To report the identification of bi-allelic mutations in BZRAP1, encoding the active zone (AZ) protein RIM-binding protein 1 (RBP1), as a novel cause of dystonia.

Dystonia is characterized by excessive muscle contractions leading to abnormal involuntary movements and postures. While the precise functional neuroanatomy and pathophysiological molecular events of dystonia are unclear, abnormal synaptic homeostasis has been observed in several models of dystonia.

We studied 3 pedigrees using homozygosity mapping and whole-exome sequencing and independently identified homozygous BZRAP1 mutations as the likely genetic cause of dystonia in our patients. We characterized the motor phenotype and brain pathology of BZRAP1-KO and Purkinje cells (PC)-only BZRAP1-KO mice. To directly test how the mutation p.Gly1808Ser impacts synaptic function, we measured its effect on neurotransmission in vitro.

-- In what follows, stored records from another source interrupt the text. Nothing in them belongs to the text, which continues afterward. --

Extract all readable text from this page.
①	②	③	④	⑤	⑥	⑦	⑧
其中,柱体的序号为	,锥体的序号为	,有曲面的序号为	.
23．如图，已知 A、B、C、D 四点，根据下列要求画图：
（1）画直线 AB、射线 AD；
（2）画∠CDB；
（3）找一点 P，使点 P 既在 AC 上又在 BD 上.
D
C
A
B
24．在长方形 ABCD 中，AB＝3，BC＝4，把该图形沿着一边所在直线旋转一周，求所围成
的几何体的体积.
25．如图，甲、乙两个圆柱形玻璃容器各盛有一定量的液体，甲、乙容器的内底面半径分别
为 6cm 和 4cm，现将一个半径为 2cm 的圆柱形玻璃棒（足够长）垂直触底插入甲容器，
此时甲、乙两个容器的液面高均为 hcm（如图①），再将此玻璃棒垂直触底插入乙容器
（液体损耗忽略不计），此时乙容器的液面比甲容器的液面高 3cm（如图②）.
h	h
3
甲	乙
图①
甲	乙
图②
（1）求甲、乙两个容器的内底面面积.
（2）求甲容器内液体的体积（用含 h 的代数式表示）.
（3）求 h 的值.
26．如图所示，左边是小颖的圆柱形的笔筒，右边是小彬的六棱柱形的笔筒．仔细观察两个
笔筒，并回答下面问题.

2 homozygous truncating BZRAP1 mutations (p.Ala180Profs*8 and p.Gln817*) were found in 4 subjects from 2 families. These cases all presented in teenage years with progressive generalized dystonia with prominent involvement of the cranial and laryngeal muscles and progressive cerebellar atrophy. A homozygous missense variant (p.Gly1808Ser) was identified in three family members with a milder phenotype, consisting of adult-onset segmental dystonia. BZRAP1-KO mice showed several motor abnormalities, including increased spontaneous locomotion, abnormal beam-walking, dystonic clasping of hindlimbs and a pathological motor response to cholinergic stimulation. This motor phenotype was partially recapitulated by selective BZRAP1 KO in PC. BZRAP1-KO did not affect cerebellar volume, but impacted PC dendritic morphology. Analysis of the p.Gly1808Ser variant showed a gain-of-function effect on neurotransmitter release through enhanced presynaptic calcium entry.

We report bi-allelic BZRAP1 mutations, both loss- and gain-of-function, in patients with different forms of dystonia. RBPs mediate tethering of voltage-gated Ca²⁺ channels to the AZ, ensuring fidelity of synaptic vesicle release in response to action potentials. Our results demonstrate a direct link between the dysfunction of the presynaptic machinery and dystonia pathogenesis.